試合は、序盤はアウエーの申花に押される展開が続いた。そして開始9分でアネルカに先制ゴールを許してしまう。申花は中国でも名門として知られ、今季も元フランス代表のアネルカをはじめ大型補強を敢行してタイトル奪還に燃えている。緑城との戦力差は、かなりの開きがあるように思われていた。しかし失点からわずか1分後、元川崎のレナチーニョが同点ゴールを決めると、緑城は次第にゲームの主導権を握っていく。
後半、攻撃の姿勢をさらに明確にした緑城は、何度となくチャンスを演出。スリーラインをコンパクトにし、ボールを奪われてもすぐに奪い返して、断続的に攻撃を仕掛ける。これこそが指揮官が言うところの「自分たちの目指すサッカー」であった。対する申花は、自陣ゴール前にしっかりブロックを作り、さらにはアネルカまでも守備に回って、懸命に相手の攻撃をはじき返す。
次第にゲームがこう着する中、岡田監督のベンチワークはやや意外なものに感じられた。

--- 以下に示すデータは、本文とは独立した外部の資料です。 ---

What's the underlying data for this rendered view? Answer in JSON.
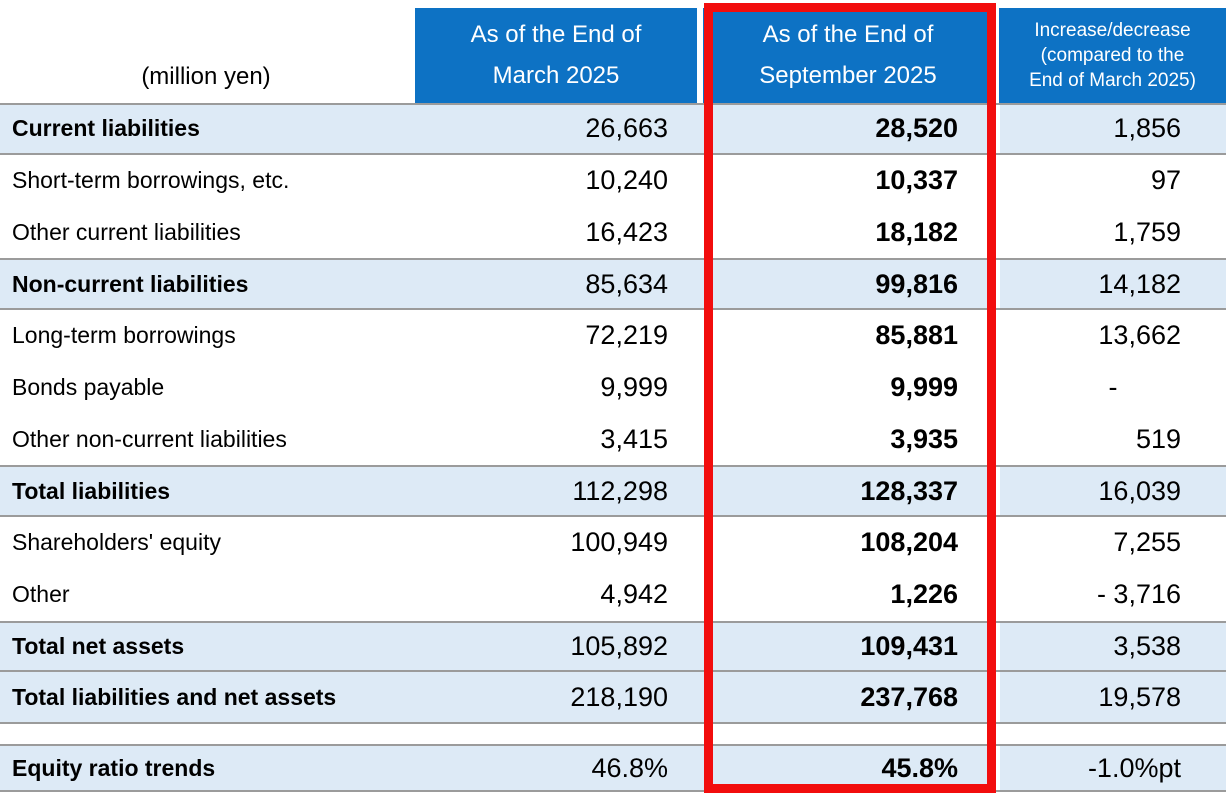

最初の交代は後半33分、2枚目と3枚目のカードを切ったのは、終了間際の43分であった。この意図について質問された指揮官は「2人ともまだ若く(トップリーグでプレーした)経験がなかったので、あまり時間を与えられなかった」と説明している。確かに、主力選手数人がけがや出場停止となっていたため、経験の浅い選手を使わざるを得なかったという台所事情もあったのだろう。しかし一方で、重要な場面でも若手を積極的に使っていこうとする意図もあったようだ。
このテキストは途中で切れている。